L’agghiacciante spaccato sociale della Settimana Enigmistica

Poche cose sono una certezza nella nostra vita, e la Settimana Enigmistica è una di quelle. A cadenza settimanale, con i suoi cruciverba e le sue barzellette stantie, solo Topolino può dire di essersi creato una base d’utenza più affezionata in edicola, e di avere avuto una funzione pedagogica più importante. Però c’è una differenza sostanziale tra Topolino e la Settimana, ed è il fatto che il primo ci consegna solo apparentemente un prodotto sempre diverso ma uguale a sé stesso: Topolino mantiene una formula di base che si rinnova di continuo. Anche a me dieci anni fa faceva orrore leggere una storia dove i nipoti di Paperino si aprivano un blog e skypavano con Sasuke l’amico del Giappone, ma la verità è che potevo anche andarmene a fare in culo: Topolino riesce a sopravvivere di decennio in decennio rinnovandosi di continuo, ma riuscendo a non alienarsi.

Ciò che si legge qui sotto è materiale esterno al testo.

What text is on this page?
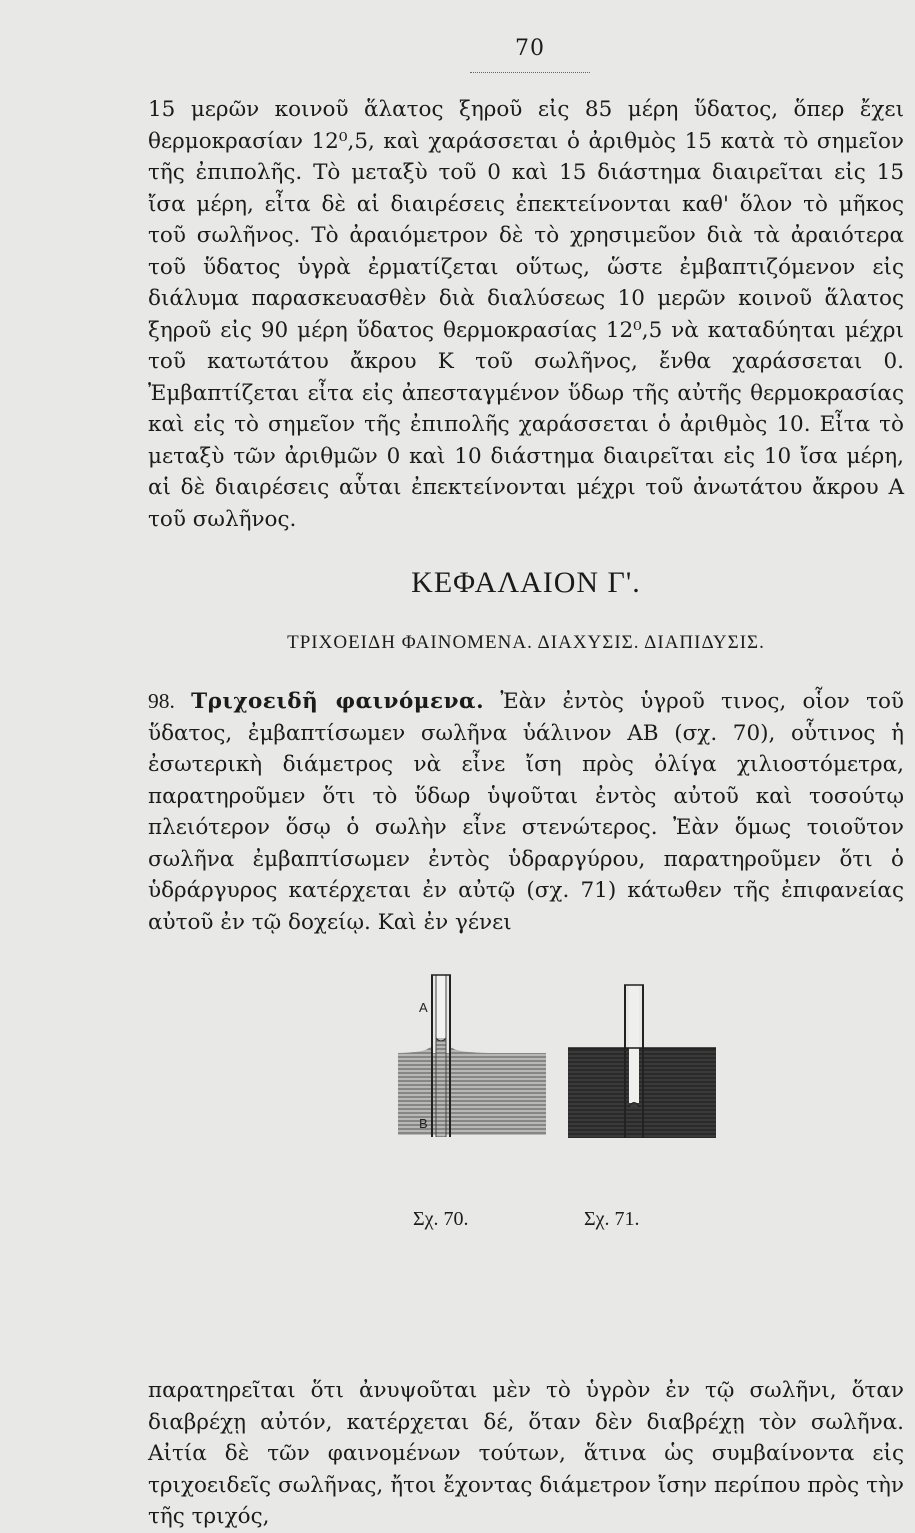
70
15 μερῶν κοινοῦ ἅλατος ξηροῦ εἰς 85 μέρη ὕδατος, ὅπερ ἔχει θερμοκρασίαν 12⁰,5, καὶ χαράσσεται ὁ ἀριθμὸς 15 κατὰ τὸ σημεῖον τῆς ἐπιπολῆς. Τὸ μεταξὺ τοῦ 0 καὶ 15 διάστημα διαιρεῖται εἰς 15 ἴσα μέρη, εἶτα δὲ αἱ διαιρέσεις ἐπεκτείνονται καθ' ὅλον τὸ μῆκος τοῦ σωλῆνος. Τὸ ἀραιόμετρον δὲ τὸ χρησιμεῦον διὰ τὰ ἀραιότερα τοῦ ὕδατος ὑγρὰ ἐρματίζεται οὕτως, ὥστε ἐμβαπτιζόμενον εἰς διάλυμα παρασκευασθὲν διὰ διαλύσεως 10 μερῶν κοινοῦ ἅλατος ξηροῦ εἰς 90 μέρη ὕδατος θερμοκρασίας 12⁰,5 νὰ καταδύηται μέχρι τοῦ κατωτάτου ἄκρου Κ τοῦ σωλῆνος, ἔνθα χαράσσεται 0. Ἐμβαπτίζεται εἶτα εἰς ἀπεσταγμένον ὕδωρ τῆς αὐτῆς θερμοκρασίας καὶ εἰς τὸ σημεῖον τῆς ἐπιπολῆς χαράσσεται ὁ ἀριθμὸς 10. Εἶτα τὸ μεταξὺ τῶν ἀριθμῶν 0 καὶ 10 διάστημα διαιρεῖται εἰς 10 ἴσα μέρη, αἱ δὲ διαιρέσεις αὗται ἐπεκτείνονται μέχρι τοῦ ἀνωτάτου ἄκρου Α τοῦ σωλῆνος.
ΚΕΦΑΛΑΙΟΝ Γ'.
ΤΡΙΧΟΕΙΔΗ ΦΑΙΝΟΜΕΝΑ. ΔΙΑΧΥΣΙΣ. ΔΙΑΠΙΔΥΣΙΣ.
98. Τριχοειδῆ φαινόμενα. Ἐὰν ἐντὸς ὑγροῦ τινος, οἷον τοῦ ὕδατος, ἐμβαπτίσωμεν σωλῆνα ὑάλινον ΑΒ (σχ. 70), οὗτινος ἡ ἐσωτερικὴ διάμετρος νὰ εἶνε ἴση πρὸς ὀλίγα χιλιοστόμετρα, παρατηροῦμεν ὅτι τὸ ὕδωρ ὑψοῦται ἐντὸς αὐτοῦ καὶ τοσούτῳ πλειότερον ὅσῳ ὁ σωλὴν εἶνε στενώτερος. Ἐὰν ὅμως τοιοῦτον σωλῆνα ἐμβαπτίσωμεν ἐντὸς ὑδραργύρου, παρατηροῦμεν ὅτι ὁ ὑδράργυρος κατέρχεται ἐν αὐτῷ (σχ. 71) κάτωθεν τῆς ἐπιφανείας αὐτοῦ ἐν τῷ δοχείῳ. Καὶ ἐν γένει
A
B
Σχ. 70.	Σχ. 71.
παρατηρεῖται ὅτι ἀνυψοῦται μὲν τὸ ὑγρὸν ἐν τῷ σωλῆνι, ὅταν διαβρέχῃ αὐτόν, κατέρχεται δέ, ὅταν δὲν διαβρέχῃ τὸν σωλῆνα. Αἰτία δὲ τῶν φαινομένων τούτων, ἅτινα ὡς συμβαίνοντα εἰς τριχοειδεῖς σωλῆνας, ἤτοι ἔχοντας διάμετρον ἴσην περίπου πρὸς τὴν τῆς τριχός,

Ma non siamo qui per parlare di Topolino, non oggi. Oggi siamo qui per parlare di Settimana Enigmistica. Non voglio parlare dei rompicapi contenuti, o del formato di 46 pagine, o dei Quesiti della Susi, no. Quelle sono certezze che se venissero a mancare mi scuoterebbero nelle fondamenta. Voglio parlare delle barzellette stantie.